Richtige Ambitionen
Zwei deutsche Ministerinnen legen nun Papiere vor, in denen die feministische Politik ihrer Häuser beschrieben wird. Es geht um die Bereiche Auswärtige Beziehungen und Entwicklungszusammenarbeit. Auf vielen Dutzend Seiten finden sich Vorhaben, Bekenntnisse und Ansprüche. Und schon hakt es. Denn die Welt schert sich nur bedingt um die emanzipatorischen Bemühungen, die in hiesigen Ministerinnenbüros niedergeschrieben wurden. In dieser Welt werden Frauen unterdrückt, ausgebeutet, erniedrigt, vergewaltigt und ermordet.
Das Patriarchat dominiert und gegen die Ambitionen ließe sich einwenden, dass wir nicht einmal hierzulande die Ungleichbehandlung bei der Bezahlung von Frau und Mann oder wenigstens Zwangsverheiratungen oder häusliche Gewalt verhindern. Angesichts dessen könnten die Erwartungen an feministische Außen- und Entwicklungspolitik leicht als Größenwahn gewertet werden.
Aber das wäre kurzschlüssig. Denn was bedeutet diese Politik, die Frauen und Minderheiten in den Blick nimmt, in der Praxis? Sie bedeutet zum Beispiel die Durchsetzung eines Lieferkettengesetzes, das die Ausbeutung von Frauen in Textilfabriken in Bangladesch, Kambodscha oder Indien zumindest verringert. Die Frauen in der Ukraine werden vor den Vergewaltigern aus der Armee des von seiner eigenen Männlichkeit besessenen russischen Präsidenten Putin am besten geschützt, wenn sich die Ukraine verteidigen kann. Im Kongo dagegen rettet man die Frauen, indem die vielen marodierenden Mörderbanden, die sich Rebellen nennen, entwaffnet werden.

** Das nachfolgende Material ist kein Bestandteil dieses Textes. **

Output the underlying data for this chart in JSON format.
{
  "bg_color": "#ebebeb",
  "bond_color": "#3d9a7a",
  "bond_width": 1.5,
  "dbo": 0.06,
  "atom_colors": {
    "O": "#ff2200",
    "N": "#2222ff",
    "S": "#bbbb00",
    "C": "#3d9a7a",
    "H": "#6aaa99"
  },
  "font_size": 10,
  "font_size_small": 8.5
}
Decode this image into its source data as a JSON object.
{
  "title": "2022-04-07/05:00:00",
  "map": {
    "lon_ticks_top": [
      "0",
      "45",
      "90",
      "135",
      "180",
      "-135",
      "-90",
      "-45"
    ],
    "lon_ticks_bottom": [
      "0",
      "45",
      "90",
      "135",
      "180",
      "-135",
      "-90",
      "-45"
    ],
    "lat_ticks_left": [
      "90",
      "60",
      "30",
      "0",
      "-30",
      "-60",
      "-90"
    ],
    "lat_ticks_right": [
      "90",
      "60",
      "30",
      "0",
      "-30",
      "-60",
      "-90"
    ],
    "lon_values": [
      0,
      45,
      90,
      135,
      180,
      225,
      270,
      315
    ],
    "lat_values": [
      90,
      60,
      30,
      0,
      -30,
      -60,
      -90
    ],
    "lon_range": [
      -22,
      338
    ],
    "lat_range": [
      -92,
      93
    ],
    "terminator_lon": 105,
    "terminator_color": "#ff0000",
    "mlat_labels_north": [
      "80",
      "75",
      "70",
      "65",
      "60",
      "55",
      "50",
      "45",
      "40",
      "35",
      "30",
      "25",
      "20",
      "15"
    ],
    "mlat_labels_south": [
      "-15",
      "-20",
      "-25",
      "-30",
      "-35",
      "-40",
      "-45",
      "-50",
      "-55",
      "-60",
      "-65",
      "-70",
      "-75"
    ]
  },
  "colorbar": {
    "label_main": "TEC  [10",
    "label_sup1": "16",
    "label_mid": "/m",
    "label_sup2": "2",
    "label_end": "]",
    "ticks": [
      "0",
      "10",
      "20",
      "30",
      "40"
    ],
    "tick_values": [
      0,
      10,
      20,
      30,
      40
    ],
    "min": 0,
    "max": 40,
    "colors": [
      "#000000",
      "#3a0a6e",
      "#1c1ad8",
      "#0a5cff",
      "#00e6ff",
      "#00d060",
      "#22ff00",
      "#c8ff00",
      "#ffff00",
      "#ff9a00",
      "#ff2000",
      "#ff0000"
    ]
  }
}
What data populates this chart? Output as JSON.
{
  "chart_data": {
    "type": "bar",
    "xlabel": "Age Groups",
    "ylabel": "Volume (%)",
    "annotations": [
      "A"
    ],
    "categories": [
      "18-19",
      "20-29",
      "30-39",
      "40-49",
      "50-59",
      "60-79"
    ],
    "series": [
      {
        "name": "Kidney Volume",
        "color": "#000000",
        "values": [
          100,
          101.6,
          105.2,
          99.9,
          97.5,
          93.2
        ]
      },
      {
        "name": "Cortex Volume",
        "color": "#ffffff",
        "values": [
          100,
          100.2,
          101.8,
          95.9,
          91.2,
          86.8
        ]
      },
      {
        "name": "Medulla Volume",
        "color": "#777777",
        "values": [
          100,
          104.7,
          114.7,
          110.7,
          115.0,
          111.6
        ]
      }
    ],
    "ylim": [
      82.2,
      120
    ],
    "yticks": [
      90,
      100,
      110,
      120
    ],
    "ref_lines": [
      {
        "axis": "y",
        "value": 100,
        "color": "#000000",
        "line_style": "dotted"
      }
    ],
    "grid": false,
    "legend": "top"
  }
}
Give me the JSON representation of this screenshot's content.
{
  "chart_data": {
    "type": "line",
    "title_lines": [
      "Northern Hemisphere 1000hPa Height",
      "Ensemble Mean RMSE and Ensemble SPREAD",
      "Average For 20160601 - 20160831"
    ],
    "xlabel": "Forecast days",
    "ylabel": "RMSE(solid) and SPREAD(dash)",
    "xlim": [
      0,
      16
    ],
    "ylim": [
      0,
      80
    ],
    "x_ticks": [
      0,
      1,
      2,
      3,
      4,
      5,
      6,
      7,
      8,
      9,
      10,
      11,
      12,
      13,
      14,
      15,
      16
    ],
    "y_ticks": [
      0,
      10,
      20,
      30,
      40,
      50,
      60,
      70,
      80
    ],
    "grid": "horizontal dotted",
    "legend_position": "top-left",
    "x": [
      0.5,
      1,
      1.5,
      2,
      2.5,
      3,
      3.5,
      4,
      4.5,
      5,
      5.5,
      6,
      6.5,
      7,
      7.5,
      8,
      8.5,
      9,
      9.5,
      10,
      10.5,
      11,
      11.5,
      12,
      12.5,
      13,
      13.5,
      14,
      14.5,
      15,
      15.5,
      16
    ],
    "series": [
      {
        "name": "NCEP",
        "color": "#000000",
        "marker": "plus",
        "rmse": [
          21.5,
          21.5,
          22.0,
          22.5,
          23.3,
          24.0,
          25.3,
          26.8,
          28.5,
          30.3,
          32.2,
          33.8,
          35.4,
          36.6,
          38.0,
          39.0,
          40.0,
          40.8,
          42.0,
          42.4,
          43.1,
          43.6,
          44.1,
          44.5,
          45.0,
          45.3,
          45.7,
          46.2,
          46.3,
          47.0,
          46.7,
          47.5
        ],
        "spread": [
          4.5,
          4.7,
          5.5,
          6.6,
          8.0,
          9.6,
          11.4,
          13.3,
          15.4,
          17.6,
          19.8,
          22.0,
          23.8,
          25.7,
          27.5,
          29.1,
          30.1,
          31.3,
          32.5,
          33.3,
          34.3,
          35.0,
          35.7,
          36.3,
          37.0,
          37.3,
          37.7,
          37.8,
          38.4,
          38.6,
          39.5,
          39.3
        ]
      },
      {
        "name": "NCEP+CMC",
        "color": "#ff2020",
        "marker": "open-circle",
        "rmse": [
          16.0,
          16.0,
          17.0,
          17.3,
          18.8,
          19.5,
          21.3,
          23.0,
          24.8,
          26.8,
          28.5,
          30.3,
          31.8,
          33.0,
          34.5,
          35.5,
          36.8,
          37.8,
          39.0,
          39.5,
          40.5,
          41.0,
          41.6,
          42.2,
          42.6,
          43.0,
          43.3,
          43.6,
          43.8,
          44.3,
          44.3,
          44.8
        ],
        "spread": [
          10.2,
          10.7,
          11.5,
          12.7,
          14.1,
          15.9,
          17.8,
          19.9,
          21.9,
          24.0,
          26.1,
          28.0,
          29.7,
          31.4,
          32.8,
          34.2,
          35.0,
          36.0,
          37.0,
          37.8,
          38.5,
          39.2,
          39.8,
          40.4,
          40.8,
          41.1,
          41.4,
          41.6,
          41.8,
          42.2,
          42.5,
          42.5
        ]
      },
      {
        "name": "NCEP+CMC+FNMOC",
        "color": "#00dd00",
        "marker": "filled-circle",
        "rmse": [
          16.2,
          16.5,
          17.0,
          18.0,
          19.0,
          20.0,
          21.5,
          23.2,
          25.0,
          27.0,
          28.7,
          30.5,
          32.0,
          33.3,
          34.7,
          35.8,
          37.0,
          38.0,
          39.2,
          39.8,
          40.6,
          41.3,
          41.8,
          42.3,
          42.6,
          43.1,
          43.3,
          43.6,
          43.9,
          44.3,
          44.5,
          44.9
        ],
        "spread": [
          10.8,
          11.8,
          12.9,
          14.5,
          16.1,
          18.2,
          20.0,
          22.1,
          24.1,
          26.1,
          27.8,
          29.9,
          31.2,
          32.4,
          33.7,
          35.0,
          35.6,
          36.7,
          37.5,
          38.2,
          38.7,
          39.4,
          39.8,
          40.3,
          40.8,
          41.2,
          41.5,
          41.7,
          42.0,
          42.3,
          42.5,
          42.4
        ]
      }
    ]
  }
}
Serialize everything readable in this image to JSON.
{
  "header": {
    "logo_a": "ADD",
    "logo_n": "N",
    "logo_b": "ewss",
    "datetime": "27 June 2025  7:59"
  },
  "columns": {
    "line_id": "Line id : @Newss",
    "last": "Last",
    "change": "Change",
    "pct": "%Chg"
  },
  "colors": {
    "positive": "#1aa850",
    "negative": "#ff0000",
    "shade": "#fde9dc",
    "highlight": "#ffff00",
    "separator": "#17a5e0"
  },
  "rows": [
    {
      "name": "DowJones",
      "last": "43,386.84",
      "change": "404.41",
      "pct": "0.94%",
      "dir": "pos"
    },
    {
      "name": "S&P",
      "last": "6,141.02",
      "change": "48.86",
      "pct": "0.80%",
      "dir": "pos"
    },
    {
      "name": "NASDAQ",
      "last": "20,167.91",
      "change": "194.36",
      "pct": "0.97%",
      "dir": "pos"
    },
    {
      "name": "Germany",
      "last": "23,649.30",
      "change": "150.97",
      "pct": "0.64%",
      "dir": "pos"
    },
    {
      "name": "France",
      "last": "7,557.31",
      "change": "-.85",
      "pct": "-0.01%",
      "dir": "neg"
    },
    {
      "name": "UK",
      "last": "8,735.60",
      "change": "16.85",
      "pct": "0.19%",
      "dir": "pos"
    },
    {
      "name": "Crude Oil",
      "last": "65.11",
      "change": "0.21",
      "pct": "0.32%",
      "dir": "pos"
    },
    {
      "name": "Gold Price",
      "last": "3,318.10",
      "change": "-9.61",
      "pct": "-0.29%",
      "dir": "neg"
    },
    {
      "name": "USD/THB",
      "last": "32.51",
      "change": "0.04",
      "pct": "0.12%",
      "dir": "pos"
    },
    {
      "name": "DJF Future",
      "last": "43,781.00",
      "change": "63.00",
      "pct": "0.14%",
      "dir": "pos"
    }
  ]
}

Frauen brauchen überall in der Welt Zugang zu Eigentum, nicht zuletzt zu Land, zu Technologien, zu Positionen, von denen aus wichtige
Entscheidungen gefällt werden. Es ist richtig, Entwicklungsgeld und außenpolitische Zusammenarbeit daran zu knüpfen – oder an das gleiche Recht auf Nahrungsmittel, auf Wasser, auf Wohnraum, auf sanitäre Anlagen.
Vieles, was die Häuser der Ministerinnen Annalena Baerbock (Grüne) und Svenja Schulze (SPD) aufgeschrieben haben, ist nicht neu. Entwicklungsorganisationen stützen sich schon lange auf die Zusammenarbeit mit Frauen. Die institutionalisierte Diskriminierung, nicht zuletzt in Ländern, in denen die Scharia die Gesetze bestimmt, wird von der deutschen Politik seit Jahr und Tag angeprangert.
Dass Anspruch und Wirklichkeit immer wieder miteinander kollidieren, ist nicht zu verhindern.
Und auch die Grenzen, die deutscher Politik im Ausland gesetzt werden, gibt es nicht erst seit heute. Taliban, Is-schergen, iranische Mullahs, christliche Fundamentalisten in Lateinamerika, Diktatoren in Afrika, aber auch Wirtschaftspartner wie saudi-arabische Prinzen oder Nato-verbündete wie die Erdogan-türkei scheren sich einen Dreck um das gleiche Recht aller Menschen auf Teilhabe und sexuelle Selbstbestimmung.
Doch gerade deshalb ist es wichtig, dem eine feministische Politik entgegenzusetzen. Dass dabei Anspruch und Wirklichkeit immer wieder miteinander kollidieren, ist nicht zu verhindern. Feminismus ist nicht kampflos zu haben. Und es ist ein Kampf, der nicht nur von Frauen geführt werden darf.